There is no doubt that there is a huge vacuum in Tamil comedy ever since Vadivelu took a sabbatical of sorts. While there were many aspirants to the throne that once had Vadivelu sprawling on, it was clear that no one could really fill that space. Until, director Suraaj, known for sketching one of Vadivelu’s most memorable characters Naai Sekar, decided to bring the actor back to the big screen after five years. However, with Naai Sekar Returns, Suraaj takes the easy way out and just capitalises on nostalgia rather than dishing out something memorable. 

Cast: Vadivelu, Anandraj, Rao Ramesh, Shivani Narayanan

Director: Suraaj

The film starts with an almost mythical tale of a ‘magical’ dog, which can bring fortune to its owners.  Soon, we are thrown into the present where we meet Naai Sekar (Vadivelu) and Dass (Anandraj). While Dass kidnaps people and holds them ransom, Naai Sekar kidnaps dogs and holds them ransom. At one point, their worlds meet, and it is absolute mayhem after that.

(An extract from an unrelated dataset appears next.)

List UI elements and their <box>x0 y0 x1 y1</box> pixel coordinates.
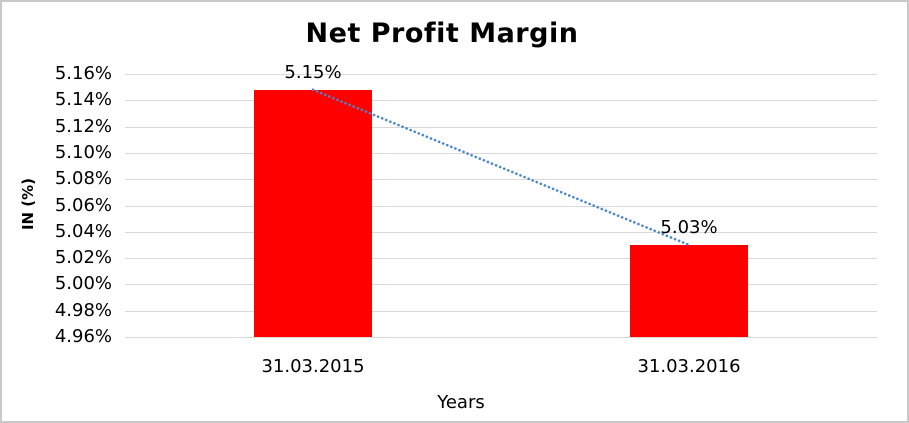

But by the time we reach that point, we are subject to inane scenes that just relies on the uninspiring milking of the legend’s repertoire of facial expressions and dialogue delivery. It is almost like the makers forgot that these facets of Vadivelu only accentuated the writing of his comedy. Be it the nonchalance of Kaipullai from Winner or the purported seriousness of a Contractor Nesamani from Friends, the writing was razor sharp and it was elevated by Vadivelu’s penchant for the absurd and slapstick. In Naai Sekar Returns, long stretches of comedy scenes are so poorly written that even the now-famous laboured English and facial contortions that kept us in splits once upon a time just aren’t enough anymore. 

The dog kidnapping scenes needed a lot more ingenuity and spunk than what we have in Naai Sekar Returns. Our minds almost yearn for something else to happen onscreen to get away from the potential trainwreck. What serves as a distraction from the abysmal shenanigans of Naai Sekar and his team (Redin Kingsley, Prashanth, and Shivangi), is the presence of Dass and his team. In fact, Anandraj and Co get the better comedy set-pieces and hilarious payoffs. 

Naai Sekar Returns is also a classic case of two halves, as post-interval, the film finds itself in a firm yet familiar territory when it moves to Hyderabad to introduce us to a new villain, Max (Rao Ramesh). The connection to the fable-ish dog from the prologue is neatly brought together, and Naai Sekar Returns actually piques our curiosity. While the film always had a quirky soundtrack and caricaturish production design, it is only in the final act that all of these elements gel well together. It is also in these last 30 minutes that the makers finally not just find the method in the madness, but manage to find the humour too. While the laughs keep coming, we are also reminded of the lost opportunities in the preceding two acts that flattered to deceive. 

Naai Sekar Returns begins with a ‘Thank You’ card to the meme creators who kept the legacy of Vadivelu alive even when he spent all those years away from the limelight. However, nostalgia is a funny thing. We would love to think about the past, but would prefer the present to offer something new and better. At the peak of his career, Vadivelu easily overshadowed some of the biggest stars in films that starred him as a comedian. However, with Naai Sekar Returns, starring him in the lead, we see the same happen to him. Watching Vadivelu caricature himself is a great disservice to the man who made us laugh during some of our toughest times. But to paraphrase his own dialogue, “Avarukku end-e kidaiyaadhu,” and that throne is still waiting for him to return and sprawl all over it.